Summary (from Goodreads): A powerful, blazingly honest memoir: the story of an eleven-hundred-mile solo hike that broke down a young woman reeling from catastrophe—and built her back up again.
At twenty-two, Cheryl Strayed thought she had lost everything. In the wake of her mother's death, her family scattered and her own marriage was soon destroyed. Four years later, with nothing more to lose, she made the most impulsive decision of her life: to hike the Pacific Crest Trail from the Mojave Desert through California and Oregon to Washington State—and to do it alone. She had no experience as a long-distance hiker, and the trail was little more than “an idea, vague and outlandish and full of promise.” But it was a promise of piecing back together a life that had come undone.
Strayed faces down rattlesnakes and black bears, intense heat and record snowfalls, and both the beauty and loneliness of the trail. Told with great suspense and style, sparkling with warmth and humor, Wild vividly captures the terrors and pleasures of one young woman forging ahead against all odds on a journey that maddened, strengthened, and ultimately healed her.

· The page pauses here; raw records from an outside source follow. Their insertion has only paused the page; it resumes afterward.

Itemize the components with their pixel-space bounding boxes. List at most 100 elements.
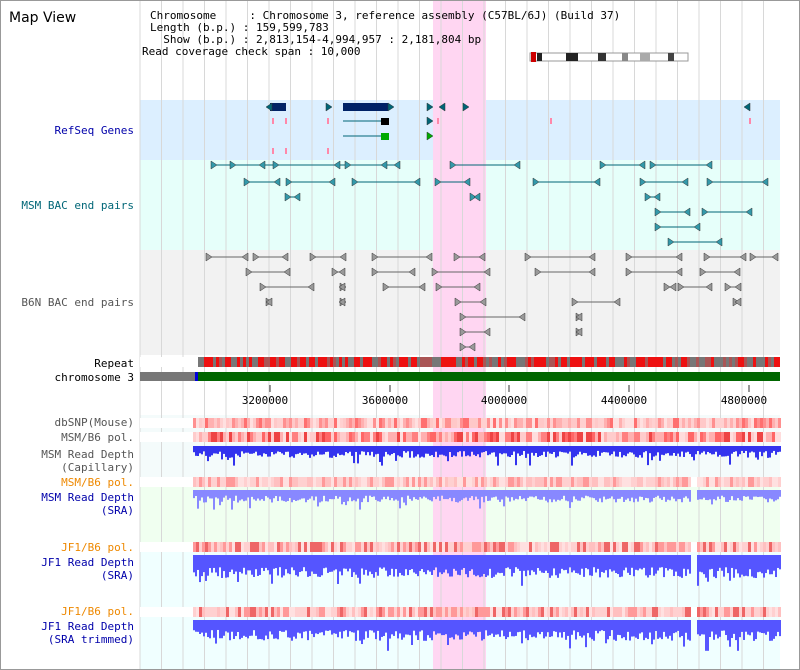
- msm-depth-sra-bar: [547, 490, 549, 503]
- msm-depth-cap-bar: [761, 446, 763, 457]
- msm-depth-sra-bar: [259, 490, 261, 501]
- msm-depth-sra-bar: [243, 490, 245, 502]
- msm-depth-cap-bar: [401, 446, 403, 458]
- bac-end: [483, 267, 491, 277]
- jf1-trim-bar: [433, 620, 435, 632]
- jf1-trim-bar: [263, 620, 265, 641]
- msm-pol-sra-bar-cell: [517, 477, 520, 487]
- msm-depth-sra-bar: [379, 490, 381, 502]
- msm-depth-cap-bar: [413, 446, 415, 458]
- msm-depth-sra-bar: [349, 490, 351, 498]
- msm-pol-sra-bar-cell: [643, 477, 646, 487]
- msm-depth-cap-bar: [435, 446, 437, 452]
- jf1-pol-2-bar-cell: [472, 607, 475, 617]
- track-label-jf1-pol-2[interactable]: JF1/B6 pol.: [61, 605, 134, 618]
- track-label-msm-depth-sra[interactable]: MSM Read Depth (SRA): [41, 491, 134, 517]
- track-label-jf1-depth[interactable]: JF1 Read Depth (SRA): [41, 556, 134, 582]
- jf1-trim-bar: [537, 620, 539, 633]
- jf1-trim-bar: [565, 620, 567, 640]
- track-label-jf1-trim[interactable]: JF1 Read Depth (SRA trimmed): [41, 620, 134, 646]
- jf1-depth-bar: [741, 555, 743, 575]
- msm-depth-sra-bar: [671, 490, 673, 497]
- msm-pol-bar-cell: [646, 432, 649, 442]
- jf1-trim-bar: [237, 620, 239, 632]
- msm-depth-cap-bar: [299, 446, 301, 453]
- jf1-trim-bar: [369, 620, 371, 631]
- dbsnp-bar-cell: [415, 418, 418, 428]
- jf1-depth-bar: [387, 555, 389, 577]
- repeat-cell: [252, 357, 255, 367]
- msm-depth-cap-bar: [645, 446, 647, 452]
- msm-depth-cap-bar: [405, 446, 407, 453]
- bac-end: [675, 252, 683, 262]
- msm-pol-bar-cell: [643, 432, 646, 442]
- jf1-depth-bar: [757, 555, 759, 573]
- msm-depth-sra-bar: [641, 490, 643, 497]
- jf1-trim-bar: [197, 620, 199, 632]
- msm-depth-sra-bar: [655, 490, 657, 497]
- msm-depth-cap-bar: [527, 446, 529, 454]
- track-label-repeat[interactable]: Repeat: [94, 357, 134, 370]
- jf1-depth-bar: [299, 555, 301, 573]
- msm-depth-sra-bar: [451, 490, 453, 502]
- msm-depth-cap-bar: [211, 446, 213, 456]
- jf1-pol-2-bar-cell: [706, 607, 709, 617]
- msm-depth-sra-bar: [227, 490, 229, 500]
- jf1-depth-bar: [235, 555, 237, 572]
- repeat-cell: [690, 357, 693, 367]
- msm-depth-sra-bar: [281, 490, 283, 501]
- msm-depth-cap-bar: [421, 446, 423, 457]
- msm-depth-sra-bar: [419, 490, 421, 498]
- track-label-dbsnp[interactable]: dbSNP(Mouse): [54, 416, 134, 429]
- msm-depth-sra-bar: [449, 490, 451, 498]
- jf1-pol-bar-cell: [520, 542, 523, 552]
- repeat-cell: [306, 357, 309, 367]
- jf1-pol-2-bar-cell: [211, 607, 214, 617]
- track-label-msm-bac[interactable]: MSM BAC end pairs: [21, 199, 134, 212]
- track-label-refseq[interactable]: RefSeq Genes: [54, 124, 134, 137]
- jf1-trim-bar: [357, 620, 359, 631]
- jf1-pol-2-bar-cell: [283, 607, 286, 617]
- msm-depth-cap-bar: [403, 446, 405, 452]
- dbsnp-bar-cell: [448, 418, 451, 428]
- msm-depth-cap-bar: [259, 446, 261, 456]
- jf1-trim-bar: [615, 620, 617, 641]
- track-label-msm-depth-cap[interactable]: MSM Read Depth (Capillary): [41, 448, 134, 474]
- repeat-cell: [384, 357, 387, 367]
- jf1-pol-bar-cell: [277, 542, 280, 552]
- jf1-trim-line1: JF1 Read Depth: [41, 620, 134, 633]
- msm-depth-cap-bar: [381, 446, 383, 466]
- jf1-pol-bar-cell: [373, 542, 376, 552]
- track-label-b6n-bac[interactable]: B6N BAC end pairs: [21, 296, 134, 309]
- track-label-msm-pol[interactable]: MSM/B6 pol.: [61, 431, 134, 444]
- jf1-trim-bar: [553, 620, 555, 632]
- msm-depth-cap-bar: [339, 446, 341, 456]
- track-label-chromosome[interactable]: chromosome 3: [54, 371, 134, 384]
- jf1-trim-bar: [245, 620, 247, 637]
- axis-tick-label: 4800000: [721, 394, 767, 407]
- jf1-depth-bar: [469, 555, 471, 571]
- jf1-depth-bar: [557, 555, 559, 578]
- dbsnp-bar-cell: [400, 418, 403, 428]
- jf1-pol-2-bar-cell: [199, 607, 202, 617]
- msm-pol-bar-cell: [604, 432, 607, 442]
- msm-pol-sra-bar-cell: [547, 477, 550, 487]
- msm-depth-sra-bar: [423, 490, 425, 497]
- jf1-pol-bar-cell: [757, 542, 760, 552]
- msm-depth-sra-bar: [245, 490, 247, 501]
- msm-depth-cap-bar: [395, 446, 397, 461]
- dbsnp-bar-cell: [607, 418, 610, 428]
- track-label-jf1-pol[interactable]: JF1/B6 pol.: [61, 541, 134, 554]
- msm-depth-cap-bar: [325, 446, 327, 452]
- jf1-trim-bar: [313, 620, 315, 638]
- jf1-trim-bar: [589, 620, 591, 638]
- msm-depth-cap-bar: [611, 446, 613, 455]
- jf1-trim-bar: [261, 620, 263, 640]
- msm-pol-bar-cell: [670, 432, 673, 442]
- jf1-trim-bar: [377, 620, 379, 631]
- jf1-trim-bar: [443, 620, 445, 636]
- jf1-pol-bar-cell: [493, 542, 496, 552]
- jf1-trim-bar: [305, 620, 307, 632]
- track-label-msm-pol-sra[interactable]: MSM/B6 pol.: [61, 476, 134, 489]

Review: I don't often read memoirs, but the story of a single woman hiking the Pacific Crest Trail was too intriguing to pass up. I wasn't sure I would like Cheryl, since she was a messed up, promiscuous heroin user, plus she was completely naive and unprepared to go backpacking on her own. But her story drew me in, and I enjoyed reading about how she grew and changed during her adventure. The writing was fluid and easy to read, and the descriptions of the vistas along the trail made me want to go hiking -- with a lot more preparation and care than Cheryl!